週刊粧業 2017年2月27日号 8ページ

カンタンに言うと

日本コルマー、国内6~7拠点化を視野、米国企業と技術提携へ
 化粧品・医薬部外品OEM/ODMの国内最大手である日本コルマーの2017年3月期は、計画していた連結売上目標(300億円)を日本コルマー単体で達成し、13期連続増収を見込む(約325億円見込、前年比20%増)。

 神崎友次会長は、かねてより言及してきた「アウトソーシング化」に触れ「昨今の訪日外国人によるインバウンド需要拡大と、越境ECを中心としたアウトバウンドの加速によってさらに進む」と予測する。

 ――貴社業績からもOEM業界に吹く追い風の強さが感じられます。

 神崎 「日本製」への評価が高まり、一部の大手ブランドメーカーでは国内の生産力を増強する動きも見られるが、工場の保有はリスクを伴う。

 ブランドメーカーの主な目的は、イン/アウトバウンドを獲得できるブランドや収益性の高い製品を顧客に提供することにあるのだから、生産はアウトソースすればよい。

 当社へ製品開発段階から依頼してくる顧客も増えており、アウトソーシングへの移行は生産以外の領域にまで広がっているといえる。
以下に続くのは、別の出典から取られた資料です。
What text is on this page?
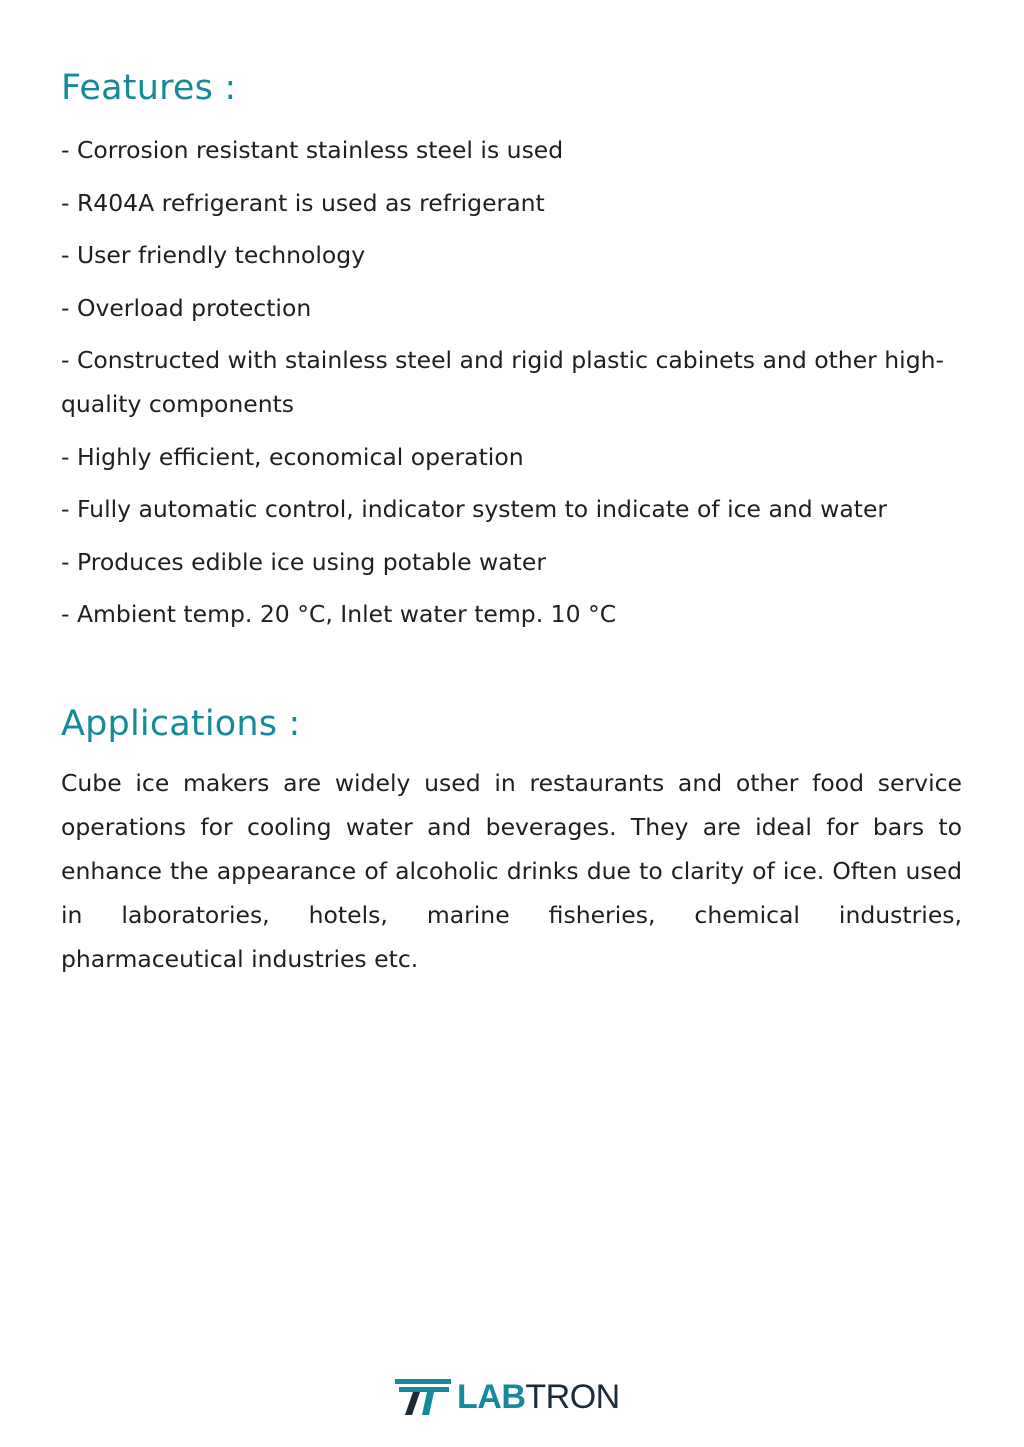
Features :
- Corrosion resistant stainless steel is used
- R404A refrigerant is used as refrigerant
- User friendly technology
- Overload protection
- Constructed with stainless steel and rigid plastic cabinets and other high-quality components
- Highly efficient, economical operation
- Fully automatic control, indicator system to indicate of ice and water
- Produces edible ice using potable water
- Ambient temp. 20 °C, Inlet water temp. 10 °C
Applications :

Cube ice makers are widely used in restaurants and other food service operations for cooling water and beverages. They are ideal for bars to enhance the appearance of alcoholic drinks due to clarity of ice. Often used in laboratories, hotels, marine fisheries, chemical industries, pharmaceutical industries etc.

LAB TRON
 ――生産面では昨秋、国内5番目の工場となる茨城・結城工場の稼働を開始しました。

 神崎 化粧品業界に限らず、日本企業は人手不足の悩みを抱えているが、ブランドメーカーの受け皿となる私たちOEM/ODM業界はそのような課題をもクリアすることが求められている。

 国内生産拡大に向けて6番目、さらには7番目の工場も視野にマーケティングを進めている。

 研究開発分野でもアウトソーシング化の加速に備え、横浜研究所を軸に、差別化を強く意識した取り組みをスタートさせている。

 新機軸の化粧品開発を目指した東京工業大学との共同研究と並行して、原料レベルでの肌への効果に加え、最終製品を使用した際の美肌効果のエビデンスを取得し、そのデータを顧客に提供している。

 ――海外進出・進展を目指すブランドメーカーも増えてきています。

 神崎 海外市場ではアウトソーシングビジネスへの注目度も高く、私たち業界が担う役割は大きい。

 来期はASEAN市場開拓の受け皿となる「ベトナム工場」の着工に向けて準備を進めるほか、既存工場(蘇州コルマー)の稼働率が高まっている中国で新工場の設立も計画していく。

 また、このほどスキンケアを中心に手がける米国の化粧品OEM会社へ出資し、メークアップ関連の技術提携をすることで合意した。

 将来的には米国市場の開拓も視野に関係を構築していく。